Le sort des meubles sera régi conformément aux dispositions des articles L433-1 et L433-2 du code des procédures civiles d’exécution.
Sur la fixation de l’indemnité d’occupation due par Monsieur [N] [B] :
Selon l’article 1730 du code civil, à l’expiration du bail le locataire doit restituer les locaux. La restitution des lieux implique la remise des clefs.
Aux termes de l’article 1240 du code civil, tout fait quelconque de l’homme, qui cause à autrui un dommage, oblige celui par la faute duquel il est arrivé à le réparer. Il résulte de ce texte que l’occupant sans droit ni titre d’un local est tenu d’une indemnité d’occupation envers le propriétaire. L’indemnité d’occupation, dont la nature mixte, compensatoire et indemnitaire, constitue la contrepartie de l’occupation du bien après résiliation du bail et de son indisponibilité pour le bailleur.
En l’espèce, le bail se trouve résilié depuis le 06 décembre 2024, Monsieur [N] [B] est occupant sans droit ni titre depuis cette date. Il convient donc de fixer une indemnité d’occupation à compter de cette date, égale au montant du loyer révisé augmenté des charges qui auraient été dus si le bail s’était poursuivi, et de condamner Monsieur [N] [B] à son paiement à compter de 06 décembre 2024, jusqu’à la libération effective des lieux.
Sur les demandes accessoires :
En application des dispositions des articles 696 et suivants du code de procédure civile, Monsieur [N] [B] succombant en la cause, il convient de le condamner aux dépens de l’instance comprenant les frais de signification du commandement de payer du 20 septembre 2024.
En vertu des dispositions de l’article 700 du Code de procédure civile, le juge condamne la partie tenue aux dépens ou qui perd son procès à payer une somme qu’il détermine au titre des frais exposés et non compris dans les dépens.

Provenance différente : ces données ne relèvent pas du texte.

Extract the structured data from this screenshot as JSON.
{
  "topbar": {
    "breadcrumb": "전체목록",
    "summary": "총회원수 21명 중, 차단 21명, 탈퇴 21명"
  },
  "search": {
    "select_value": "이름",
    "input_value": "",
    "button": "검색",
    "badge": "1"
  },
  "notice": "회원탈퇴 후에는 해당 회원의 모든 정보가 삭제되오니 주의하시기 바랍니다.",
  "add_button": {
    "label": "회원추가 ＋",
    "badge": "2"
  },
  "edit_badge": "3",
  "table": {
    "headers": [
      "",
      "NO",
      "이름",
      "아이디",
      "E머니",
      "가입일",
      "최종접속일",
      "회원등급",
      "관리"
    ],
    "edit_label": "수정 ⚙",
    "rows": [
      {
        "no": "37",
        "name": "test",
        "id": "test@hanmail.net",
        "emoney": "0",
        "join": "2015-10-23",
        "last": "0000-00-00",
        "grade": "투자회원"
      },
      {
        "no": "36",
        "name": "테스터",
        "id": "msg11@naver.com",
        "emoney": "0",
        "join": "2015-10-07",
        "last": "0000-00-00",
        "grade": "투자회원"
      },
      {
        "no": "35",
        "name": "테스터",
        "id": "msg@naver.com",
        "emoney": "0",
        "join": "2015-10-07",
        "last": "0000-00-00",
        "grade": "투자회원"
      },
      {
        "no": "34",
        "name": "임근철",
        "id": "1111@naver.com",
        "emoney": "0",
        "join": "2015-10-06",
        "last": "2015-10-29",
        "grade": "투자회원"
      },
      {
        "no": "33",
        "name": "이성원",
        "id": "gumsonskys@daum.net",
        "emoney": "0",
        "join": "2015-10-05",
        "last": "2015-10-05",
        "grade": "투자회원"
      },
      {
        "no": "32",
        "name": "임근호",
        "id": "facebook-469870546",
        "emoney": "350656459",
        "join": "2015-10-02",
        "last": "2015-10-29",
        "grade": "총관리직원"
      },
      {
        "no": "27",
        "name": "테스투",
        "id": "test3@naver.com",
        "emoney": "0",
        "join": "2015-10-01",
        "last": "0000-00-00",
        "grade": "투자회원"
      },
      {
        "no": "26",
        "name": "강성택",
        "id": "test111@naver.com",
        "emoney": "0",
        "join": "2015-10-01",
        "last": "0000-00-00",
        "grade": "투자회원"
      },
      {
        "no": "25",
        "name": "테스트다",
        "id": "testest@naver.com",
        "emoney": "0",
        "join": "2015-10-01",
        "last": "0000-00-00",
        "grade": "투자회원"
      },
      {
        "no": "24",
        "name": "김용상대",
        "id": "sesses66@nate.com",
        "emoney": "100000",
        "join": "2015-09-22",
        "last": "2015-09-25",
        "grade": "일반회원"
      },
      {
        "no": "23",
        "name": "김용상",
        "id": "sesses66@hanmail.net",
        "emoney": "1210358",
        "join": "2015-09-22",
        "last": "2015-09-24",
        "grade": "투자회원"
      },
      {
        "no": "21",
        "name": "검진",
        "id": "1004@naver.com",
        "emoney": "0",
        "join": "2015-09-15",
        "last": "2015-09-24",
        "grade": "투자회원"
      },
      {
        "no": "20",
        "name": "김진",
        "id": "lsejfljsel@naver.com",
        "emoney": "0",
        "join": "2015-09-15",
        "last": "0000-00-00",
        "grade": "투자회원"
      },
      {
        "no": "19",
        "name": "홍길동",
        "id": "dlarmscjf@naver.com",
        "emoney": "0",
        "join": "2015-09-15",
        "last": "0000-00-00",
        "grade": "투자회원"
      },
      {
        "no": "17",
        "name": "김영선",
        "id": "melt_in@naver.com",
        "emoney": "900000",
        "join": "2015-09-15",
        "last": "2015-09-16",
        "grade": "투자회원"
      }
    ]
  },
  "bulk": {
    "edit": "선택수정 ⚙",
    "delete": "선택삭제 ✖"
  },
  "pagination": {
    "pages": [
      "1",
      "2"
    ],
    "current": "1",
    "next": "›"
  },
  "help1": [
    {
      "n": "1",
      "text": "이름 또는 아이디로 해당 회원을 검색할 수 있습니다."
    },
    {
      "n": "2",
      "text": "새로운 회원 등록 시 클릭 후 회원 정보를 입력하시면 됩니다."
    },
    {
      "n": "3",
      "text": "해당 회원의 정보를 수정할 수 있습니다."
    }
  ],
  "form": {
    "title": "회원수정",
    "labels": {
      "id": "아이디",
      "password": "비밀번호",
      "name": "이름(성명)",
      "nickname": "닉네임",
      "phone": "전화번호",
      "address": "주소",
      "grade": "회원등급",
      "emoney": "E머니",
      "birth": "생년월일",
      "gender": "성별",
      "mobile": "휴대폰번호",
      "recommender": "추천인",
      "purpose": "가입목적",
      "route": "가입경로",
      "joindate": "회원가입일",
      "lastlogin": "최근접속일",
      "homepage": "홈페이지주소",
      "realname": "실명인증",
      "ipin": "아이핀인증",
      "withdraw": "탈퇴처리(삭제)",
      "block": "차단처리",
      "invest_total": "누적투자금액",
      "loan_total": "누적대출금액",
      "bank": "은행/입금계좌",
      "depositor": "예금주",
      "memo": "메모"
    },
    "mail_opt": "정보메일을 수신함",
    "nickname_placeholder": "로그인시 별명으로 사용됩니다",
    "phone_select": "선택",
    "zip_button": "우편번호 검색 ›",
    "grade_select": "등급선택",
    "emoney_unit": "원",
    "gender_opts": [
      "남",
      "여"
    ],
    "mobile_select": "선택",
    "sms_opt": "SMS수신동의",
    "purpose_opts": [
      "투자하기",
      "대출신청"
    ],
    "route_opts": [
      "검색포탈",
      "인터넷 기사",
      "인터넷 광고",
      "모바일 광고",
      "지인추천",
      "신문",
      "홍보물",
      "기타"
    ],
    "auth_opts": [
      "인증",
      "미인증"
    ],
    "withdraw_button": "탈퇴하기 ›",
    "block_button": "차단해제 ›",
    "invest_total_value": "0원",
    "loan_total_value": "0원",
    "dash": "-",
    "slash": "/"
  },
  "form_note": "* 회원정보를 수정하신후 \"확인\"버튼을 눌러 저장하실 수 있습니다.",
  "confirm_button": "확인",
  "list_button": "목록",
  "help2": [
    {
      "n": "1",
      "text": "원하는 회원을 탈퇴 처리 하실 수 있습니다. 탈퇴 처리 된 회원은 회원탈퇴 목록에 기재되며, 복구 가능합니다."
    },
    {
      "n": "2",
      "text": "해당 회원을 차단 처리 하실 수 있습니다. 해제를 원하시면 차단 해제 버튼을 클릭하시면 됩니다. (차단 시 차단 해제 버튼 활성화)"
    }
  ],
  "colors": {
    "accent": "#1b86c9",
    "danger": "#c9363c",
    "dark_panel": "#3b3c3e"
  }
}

Il convient dès lors de condamner Monsieur [N] [B] à payer à Monsieur [G] [B] et Madame [K] [S] épouse [B] la somme de 400 euros au titre de l’article 700 du code de procédure civile.
Conformément à l’article 514 du code de procédure civile, le présent jugement est assorti de l’exécution provisoire, de droit.
PAR CES MOTIFS
DECLARE recevable la demande de Monsieur [G] [B] et Madame [K] [S] épouse [B] aux fins de résiliation judiciaire du bail ;
PRONONCE la résiliation judiciaire du bail conclu le 8 janvier 2019 entre Monsieur [G] [B] et Madame [K] [S] épouse [B] d’une part, et Monsieur [N] [B] d’autre part, concernant les locaux situés [Adresse 5], au jour de l’assignation, le 6 décembre 2024 ;
DIT que Monsieur [N] [B] est occupant sans droit ni titre ;
ORDONNE, à défaut de départ volontaire des lieux, l’expulsion de Monsieur [N] [B] ainsi que de tout occupant de son chef, dans un délai de deux mois à compter de la signification d’un commandement d’avoir à libérer les lieux, avec l’assistance de la force publique si besoin est, ainsi que le transport des meubles laissés dans les lieux loués, conformément aux dispositions des articles L433-1 et L433-2 du code des procédures civiles d’exécution,
FIXE le montant de l’indemnité d’occupation mensuelle due par Monsieur [N] [B] à compter du 6 décembre 2024, date de la résiliation du bail, et jusqu’à la libération définitive des lieux, à une somme égale au montant mensuel du loyer indexé et des charges qui auraient été dus si le bail s’était poursuivi ;
CONDAMNE Monsieur [N] [B] à payer à Monsieur [G] [B] et Madame [K] [S] épouse [B] la somme de 7.181,08 euros, au titre des loyers, charges et indemnités d’occupation arrêtés au 4 février 2025 échéance février 2025 incluse, avec intérêts au taux légal à compter du présent jugement ;
CONDAMNE Monsieur [N] [B] à payer à Monsieur [G] [B] et Madame [K] [S] épouse [B] l’indemnité d’occupation mensuelle à compter du 06 décembre 2024, date de la résiliation du bail, jusqu’à complète libération des lieux, déduction faite des paiements déjà intervenus ;
CONDAMNE Monsieur [N] [B] à payer à Monsieur [G] [B] et Madame [K] [S] épouse [B] la somme de 400 euros au titre des frais irrépétibles ;
CONDAMNE Monsieur [N] [B] aux dépens de l’instance, comprenant les frais de signification du commandement de payer du 20 septembre 2024 ;
RAPPELLE que le présent jugement est assorti de l’exécution provisoire de droit.